将返回的SQL数组与随机结果选择器一起使用

Question

I am writing a new feature plugin for a website I develop and am stuck with how to go about implementing such feature. I'm trying to return an SQL query to an array that I can then pass to a function in either PHP or JavaScript, to perform a random option picker, and display the results to the user. I'm trying to perform the random picker by an on-click functionality.

So far, I have figured out how to successfully select my SQL query, return statements, and in JavaScript, work with a random option picker. However, I have not been able to find a good way to combine all these things together to produce my result.

I was wondering if anyone knew of a way to do this. Is it better to perform the entire program functionality in PHP or better to pass it to a JavaScript function and return results through the JS code?

Here are some examples of my code. Please assume that my query works. I do not need the display option in my code. It is implemented to check query results. I was hoping to hide the array in the real plugin from users and use the returned results for the on-click functionality attached to an HTML element.

<?php
    function choices() {
        $config = parse_ini_file(*database file*);
        $con = mysqli_connect(*database information*);
        if(!$con){
            exit("Please try again later."); 
        }

        $query = "SELECT * FROM *query*";
        $result = @mysqli_query($con, $query);
        $num = mysqli_num_rows($result);
        if ($num > 0) {

            echo "<p>There are currently $num restaurants.</p>\n";

            echo '<table width="60%">
            <thead>
            <tr>
                <th align="left">Restaurant Title: </th>
                <th align="left">Link: </th>
            </tr>
            </thead>
            <tbody>
        ';

            while ($row = mysqli_fetch_array($result, MYSQLI_ASSOC)) {
                echo '<tr><td align="left">' . $row['post_title'] . '</td><td align="left">' . $row['guid'] . '</td></tr>
                ';
            }

            echo '</tbody></table>';

            mysqli_free_result($result);
        }

        else {
            echo '<p class="error">The results could not be retrieved.</p>';
        }

        mysqli_close($con);
    }

    $foo = choices();
?>

My JS code.

var favorites = ["choice #1, choice #2, choice #3, choice #4"];
var favorite = favorites[Math.floor(Math.random() * favorites.length)];

Thank you very much for any input regarding this question! I understand this is a rather lengthy question and I do appreciate time took to help me understand it.

Answer 1

Why not just have your database return a single random result since that's all you need?

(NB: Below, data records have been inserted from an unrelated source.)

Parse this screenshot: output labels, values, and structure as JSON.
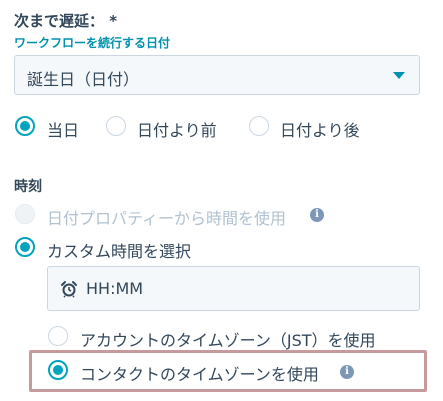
{
  "header": {
    "title": "次まで遅延： *",
    "subtitle": "ワークフローを続行する日付"
  },
  "date_select": {
    "value": "誕生日（日付）"
  },
  "day_options": [
    {
      "label": "当日",
      "selected": true
    },
    {
      "label": "日付より前",
      "selected": false
    },
    {
      "label": "日付より後",
      "selected": false
    }
  ],
  "time": {
    "section_label": "時刻",
    "options": [
      {
        "label": "日付プロパティーから時間を使用",
        "selected": false,
        "disabled": true
      },
      {
        "label": "カスタム時間を選択",
        "selected": true,
        "disabled": false
      }
    ],
    "time_input_placeholder": "HH:MM"
  },
  "timezone_options": [
    {
      "label": "アカウントのタイムゾーン（JST）を使用",
      "selected": false
    },
    {
      "label": "コンタクトのタイムゾーンを使用",
      "selected": true
    }
  ],
  "icons": {
    "alarm": "alarm-clock-icon",
    "info": "info-icon",
    "caret": "chevron-down-icon"
  },
  "colors": {
    "accent": "#00a4bd",
    "link": "#0091ae",
    "text": "#33475b",
    "highlight_border": "#c79a9d"
  },
  "info_glyph": "i"
}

SELECT * FROM tbl ORDER BY RAND() LIMIT 1

Take a look at this post about getting random rows

Answer 2

Put the results of the query in a PHP array. Then use json_encode() to convert that to a Javascript array. Then the onclick functionality can display a random element of the array.

$array = array();
while ($row = mysqli_fetch_assoc($result)) {
    $array[] = $row['post_title'];
}
?>
<script>
var favorites = <?php echo json_encode($array); ?>;
$("#button").click(function() {
    var favorite = favorites[Math.floor(Math.random() * favorites.length)];
    alert(favorite);
});
</script>